Wondering why this drawing is so difficult to make out now? It was probably erased by an early reader in an act of censorship, along with Thomas’s name. Since Becket was celebrated as a man of the Church who stood up to royal power, his cult was a particular target of Henry VIII after his break with Rome. Henry, for obvious reasons, wished to discourage such resistance, and in 1538 he and Thomas Cromwell issued a Royal Proclamation denouncing Becket as a traitor and calling for the removal of his name and image from churches and books.

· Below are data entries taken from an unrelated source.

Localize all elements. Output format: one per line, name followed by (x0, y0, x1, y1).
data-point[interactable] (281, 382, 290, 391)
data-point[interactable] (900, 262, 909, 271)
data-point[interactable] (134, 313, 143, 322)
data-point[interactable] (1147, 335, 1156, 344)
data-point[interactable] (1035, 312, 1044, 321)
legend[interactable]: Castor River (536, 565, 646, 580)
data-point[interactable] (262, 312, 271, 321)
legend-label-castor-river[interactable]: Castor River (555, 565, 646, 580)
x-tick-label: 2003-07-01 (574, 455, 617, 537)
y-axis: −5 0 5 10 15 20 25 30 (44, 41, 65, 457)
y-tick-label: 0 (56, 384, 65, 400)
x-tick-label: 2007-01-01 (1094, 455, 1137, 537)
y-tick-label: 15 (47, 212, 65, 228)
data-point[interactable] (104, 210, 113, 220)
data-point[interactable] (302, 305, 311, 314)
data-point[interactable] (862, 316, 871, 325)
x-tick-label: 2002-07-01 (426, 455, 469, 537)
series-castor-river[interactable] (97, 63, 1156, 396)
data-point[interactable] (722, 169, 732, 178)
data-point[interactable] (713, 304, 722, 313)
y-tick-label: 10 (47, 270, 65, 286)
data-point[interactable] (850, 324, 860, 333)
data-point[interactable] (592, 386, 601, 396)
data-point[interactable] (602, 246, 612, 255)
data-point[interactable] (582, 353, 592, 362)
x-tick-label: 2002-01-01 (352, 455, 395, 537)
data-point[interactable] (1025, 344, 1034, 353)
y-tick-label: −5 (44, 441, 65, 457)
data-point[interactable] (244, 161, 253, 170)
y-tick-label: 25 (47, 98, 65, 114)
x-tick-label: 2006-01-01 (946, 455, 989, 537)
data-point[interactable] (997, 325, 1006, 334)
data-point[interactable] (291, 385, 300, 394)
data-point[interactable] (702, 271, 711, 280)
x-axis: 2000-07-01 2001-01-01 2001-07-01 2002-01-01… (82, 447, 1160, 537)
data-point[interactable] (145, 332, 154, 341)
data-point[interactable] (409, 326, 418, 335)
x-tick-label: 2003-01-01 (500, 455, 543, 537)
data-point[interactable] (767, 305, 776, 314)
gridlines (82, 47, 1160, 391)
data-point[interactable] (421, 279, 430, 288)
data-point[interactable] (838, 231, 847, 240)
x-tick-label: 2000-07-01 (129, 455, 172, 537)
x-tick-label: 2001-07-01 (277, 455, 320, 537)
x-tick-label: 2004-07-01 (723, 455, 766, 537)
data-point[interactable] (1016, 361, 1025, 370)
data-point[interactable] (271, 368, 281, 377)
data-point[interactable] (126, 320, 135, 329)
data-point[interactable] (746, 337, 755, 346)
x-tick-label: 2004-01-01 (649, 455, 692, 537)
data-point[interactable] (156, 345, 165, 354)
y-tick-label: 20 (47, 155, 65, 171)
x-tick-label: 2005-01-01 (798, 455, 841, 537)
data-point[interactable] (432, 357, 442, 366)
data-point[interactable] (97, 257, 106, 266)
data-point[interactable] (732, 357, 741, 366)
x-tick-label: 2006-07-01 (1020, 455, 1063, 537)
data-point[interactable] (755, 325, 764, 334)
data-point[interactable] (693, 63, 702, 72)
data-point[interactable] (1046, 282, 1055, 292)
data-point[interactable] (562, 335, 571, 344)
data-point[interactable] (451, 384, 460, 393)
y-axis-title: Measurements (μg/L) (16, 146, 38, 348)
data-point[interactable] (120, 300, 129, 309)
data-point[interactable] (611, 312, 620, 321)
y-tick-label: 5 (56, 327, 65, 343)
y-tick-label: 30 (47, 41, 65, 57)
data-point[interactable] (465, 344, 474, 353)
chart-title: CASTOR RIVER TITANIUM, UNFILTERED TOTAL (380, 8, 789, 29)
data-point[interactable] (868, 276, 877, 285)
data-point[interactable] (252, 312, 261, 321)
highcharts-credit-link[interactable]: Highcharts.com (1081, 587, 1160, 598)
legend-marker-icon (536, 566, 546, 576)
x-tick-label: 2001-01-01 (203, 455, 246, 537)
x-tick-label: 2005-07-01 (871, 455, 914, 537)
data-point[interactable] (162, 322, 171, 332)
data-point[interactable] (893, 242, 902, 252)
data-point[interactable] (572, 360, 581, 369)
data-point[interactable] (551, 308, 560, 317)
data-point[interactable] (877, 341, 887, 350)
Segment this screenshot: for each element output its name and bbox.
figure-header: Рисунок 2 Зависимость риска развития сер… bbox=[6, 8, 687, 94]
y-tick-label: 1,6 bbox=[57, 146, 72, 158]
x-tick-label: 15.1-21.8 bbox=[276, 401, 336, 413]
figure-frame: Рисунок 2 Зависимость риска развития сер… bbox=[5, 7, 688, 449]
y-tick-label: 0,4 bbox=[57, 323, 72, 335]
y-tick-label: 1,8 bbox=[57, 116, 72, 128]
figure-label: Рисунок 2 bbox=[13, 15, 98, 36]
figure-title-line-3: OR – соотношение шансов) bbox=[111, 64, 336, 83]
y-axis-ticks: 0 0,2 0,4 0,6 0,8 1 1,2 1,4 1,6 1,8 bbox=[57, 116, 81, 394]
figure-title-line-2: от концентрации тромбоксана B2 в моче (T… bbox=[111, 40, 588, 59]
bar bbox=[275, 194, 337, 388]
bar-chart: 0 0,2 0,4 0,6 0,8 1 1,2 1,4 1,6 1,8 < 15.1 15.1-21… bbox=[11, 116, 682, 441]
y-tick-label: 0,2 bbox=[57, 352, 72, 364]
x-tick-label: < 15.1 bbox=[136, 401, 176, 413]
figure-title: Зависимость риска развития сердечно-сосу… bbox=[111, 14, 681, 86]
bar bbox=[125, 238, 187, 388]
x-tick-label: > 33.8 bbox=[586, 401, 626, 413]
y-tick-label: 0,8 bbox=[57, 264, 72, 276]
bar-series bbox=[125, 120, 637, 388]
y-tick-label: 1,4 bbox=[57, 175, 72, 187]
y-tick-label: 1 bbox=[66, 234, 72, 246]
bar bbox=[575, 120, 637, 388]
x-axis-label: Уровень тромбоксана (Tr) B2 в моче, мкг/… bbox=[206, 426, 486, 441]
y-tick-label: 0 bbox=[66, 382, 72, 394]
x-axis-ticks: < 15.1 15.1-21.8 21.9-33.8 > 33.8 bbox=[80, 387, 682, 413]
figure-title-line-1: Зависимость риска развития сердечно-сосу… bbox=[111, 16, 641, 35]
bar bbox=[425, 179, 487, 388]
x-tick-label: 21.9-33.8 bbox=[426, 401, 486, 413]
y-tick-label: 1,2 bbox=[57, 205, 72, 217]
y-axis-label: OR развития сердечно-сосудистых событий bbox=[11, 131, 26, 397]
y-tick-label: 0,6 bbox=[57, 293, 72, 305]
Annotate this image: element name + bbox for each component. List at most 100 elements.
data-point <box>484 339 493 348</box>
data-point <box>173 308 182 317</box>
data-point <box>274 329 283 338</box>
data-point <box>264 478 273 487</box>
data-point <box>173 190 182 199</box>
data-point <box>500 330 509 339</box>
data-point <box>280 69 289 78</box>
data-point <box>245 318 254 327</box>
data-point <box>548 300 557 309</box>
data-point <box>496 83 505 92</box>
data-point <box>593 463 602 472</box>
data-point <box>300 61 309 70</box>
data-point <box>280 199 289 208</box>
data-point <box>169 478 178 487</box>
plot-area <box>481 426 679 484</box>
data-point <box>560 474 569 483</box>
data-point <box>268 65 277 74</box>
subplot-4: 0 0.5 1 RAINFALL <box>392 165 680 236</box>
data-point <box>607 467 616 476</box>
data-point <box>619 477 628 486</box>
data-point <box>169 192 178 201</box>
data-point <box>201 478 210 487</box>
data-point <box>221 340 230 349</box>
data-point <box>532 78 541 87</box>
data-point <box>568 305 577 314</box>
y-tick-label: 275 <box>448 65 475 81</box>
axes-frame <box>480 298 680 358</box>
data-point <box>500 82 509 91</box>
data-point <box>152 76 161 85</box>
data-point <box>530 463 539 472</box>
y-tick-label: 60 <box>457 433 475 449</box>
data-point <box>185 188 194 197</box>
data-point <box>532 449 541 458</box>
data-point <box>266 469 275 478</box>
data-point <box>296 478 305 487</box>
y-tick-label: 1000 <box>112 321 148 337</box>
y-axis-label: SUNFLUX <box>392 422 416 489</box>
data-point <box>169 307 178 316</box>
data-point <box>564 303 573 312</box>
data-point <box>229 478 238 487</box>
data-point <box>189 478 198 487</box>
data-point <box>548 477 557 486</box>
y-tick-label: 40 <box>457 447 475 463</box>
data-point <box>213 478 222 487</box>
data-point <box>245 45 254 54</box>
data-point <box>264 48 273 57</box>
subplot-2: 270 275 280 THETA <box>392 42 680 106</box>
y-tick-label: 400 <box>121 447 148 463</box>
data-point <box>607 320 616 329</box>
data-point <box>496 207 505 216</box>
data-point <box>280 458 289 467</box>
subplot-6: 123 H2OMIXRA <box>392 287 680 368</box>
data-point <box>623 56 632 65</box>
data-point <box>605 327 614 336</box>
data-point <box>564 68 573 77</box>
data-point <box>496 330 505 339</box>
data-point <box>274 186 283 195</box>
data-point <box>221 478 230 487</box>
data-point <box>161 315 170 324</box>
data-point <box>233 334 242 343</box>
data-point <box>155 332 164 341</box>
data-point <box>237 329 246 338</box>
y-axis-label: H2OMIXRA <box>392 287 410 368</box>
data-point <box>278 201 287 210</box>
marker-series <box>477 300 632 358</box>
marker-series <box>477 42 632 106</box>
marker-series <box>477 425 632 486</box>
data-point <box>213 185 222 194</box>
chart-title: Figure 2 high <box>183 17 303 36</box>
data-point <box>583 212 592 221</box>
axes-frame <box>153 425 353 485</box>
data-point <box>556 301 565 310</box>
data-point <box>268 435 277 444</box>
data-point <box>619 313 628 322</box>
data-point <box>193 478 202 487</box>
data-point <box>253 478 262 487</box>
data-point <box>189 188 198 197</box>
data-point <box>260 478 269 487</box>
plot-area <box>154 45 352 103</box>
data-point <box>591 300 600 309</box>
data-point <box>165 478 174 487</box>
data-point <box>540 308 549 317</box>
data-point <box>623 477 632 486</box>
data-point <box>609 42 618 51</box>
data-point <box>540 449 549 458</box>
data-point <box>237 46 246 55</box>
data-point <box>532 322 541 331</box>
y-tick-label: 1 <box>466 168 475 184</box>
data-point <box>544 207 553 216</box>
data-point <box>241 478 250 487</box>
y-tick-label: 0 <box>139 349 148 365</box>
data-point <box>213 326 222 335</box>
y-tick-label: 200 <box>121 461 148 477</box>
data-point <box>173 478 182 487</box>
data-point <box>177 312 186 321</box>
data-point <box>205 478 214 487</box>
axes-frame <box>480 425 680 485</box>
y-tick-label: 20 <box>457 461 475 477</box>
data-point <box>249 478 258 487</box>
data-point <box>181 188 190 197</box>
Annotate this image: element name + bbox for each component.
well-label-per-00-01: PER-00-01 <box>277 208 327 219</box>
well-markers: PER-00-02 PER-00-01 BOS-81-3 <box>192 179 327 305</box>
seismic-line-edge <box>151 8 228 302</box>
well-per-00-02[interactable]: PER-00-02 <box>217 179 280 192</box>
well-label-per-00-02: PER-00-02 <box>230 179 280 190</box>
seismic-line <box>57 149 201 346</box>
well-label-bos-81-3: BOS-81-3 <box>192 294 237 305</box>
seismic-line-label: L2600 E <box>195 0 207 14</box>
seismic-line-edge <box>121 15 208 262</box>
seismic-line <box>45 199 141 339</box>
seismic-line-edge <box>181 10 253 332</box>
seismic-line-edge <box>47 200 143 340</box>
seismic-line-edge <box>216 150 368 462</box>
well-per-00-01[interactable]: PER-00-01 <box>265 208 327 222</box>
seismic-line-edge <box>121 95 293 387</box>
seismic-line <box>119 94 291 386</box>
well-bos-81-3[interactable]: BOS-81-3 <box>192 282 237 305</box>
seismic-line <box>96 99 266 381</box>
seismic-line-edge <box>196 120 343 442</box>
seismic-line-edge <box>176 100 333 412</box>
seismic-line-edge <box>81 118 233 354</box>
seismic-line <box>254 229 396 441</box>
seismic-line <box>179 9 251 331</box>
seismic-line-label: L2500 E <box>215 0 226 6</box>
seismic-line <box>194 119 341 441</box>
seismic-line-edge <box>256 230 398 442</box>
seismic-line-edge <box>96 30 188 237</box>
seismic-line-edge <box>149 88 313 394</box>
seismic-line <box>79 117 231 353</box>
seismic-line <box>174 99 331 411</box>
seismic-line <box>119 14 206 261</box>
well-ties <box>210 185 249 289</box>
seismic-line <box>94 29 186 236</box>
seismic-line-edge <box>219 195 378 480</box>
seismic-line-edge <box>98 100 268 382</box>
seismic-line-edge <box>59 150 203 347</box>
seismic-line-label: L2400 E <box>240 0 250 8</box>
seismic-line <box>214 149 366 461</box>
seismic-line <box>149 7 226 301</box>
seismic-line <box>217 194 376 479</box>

                                                                 King John poised to drink his poison, TM 836, f. 62 (detail)

 

This final figure was no saint. Best known, perhaps, as the English king whose rebellious barons compelled him to agree to the Magna Carta in 1215, King John had a similarly troubled relationship with the Church – he was even briefly excommunicated following a dispute over his rights to make ecclesiastical appointments. He was also reviled by medieval chroniclers – writing after his death, the thirteenth-century monk and historian Matthew Paris went so far as to write, “Foul as it is, hell itself is defiled by the fouler presence of John” – and he was damned as an incompetent ruler, cruel tyrant, sexual predator, and murderer.

 

 

A monk presents King John with a poisoned drink as his brothers look on in this book of English chronicles and cartularies, London, British Library, Cotton MS Vitellius A.xii, f. 5v

 

In light of this unconcealed loathing, it is not surprising that many medieval histories attributed his death not to dysentery (the likely culprit) but to poisoning at the hands of a heroic monk. That is the view adopted in this chronicle. During John’s visit to Swineshead Abbey, a monk presents him with a chalice of poison and the traditional Saxon salute, “Wassayl.” John speaks the customary response, “Drinkhayl,” and, once the monk has drunk from the chalice, drinks freely from it himself. Both then die in horrible agony, though, as the text notes, the community mourns the monk and honors his sacrifice – King John? not so much.

 

This third marginal drawing follows the first two, then, in celebrating an English martyrdom. In fact, the chronicle explicitly identifies the monk’s act in this way. Here, though, we may speculate that at least one among the book’s monastic audience derived some satisfaction from the immediate fall-out of his fellow monk’s death, that in dying, he brought down a king as well.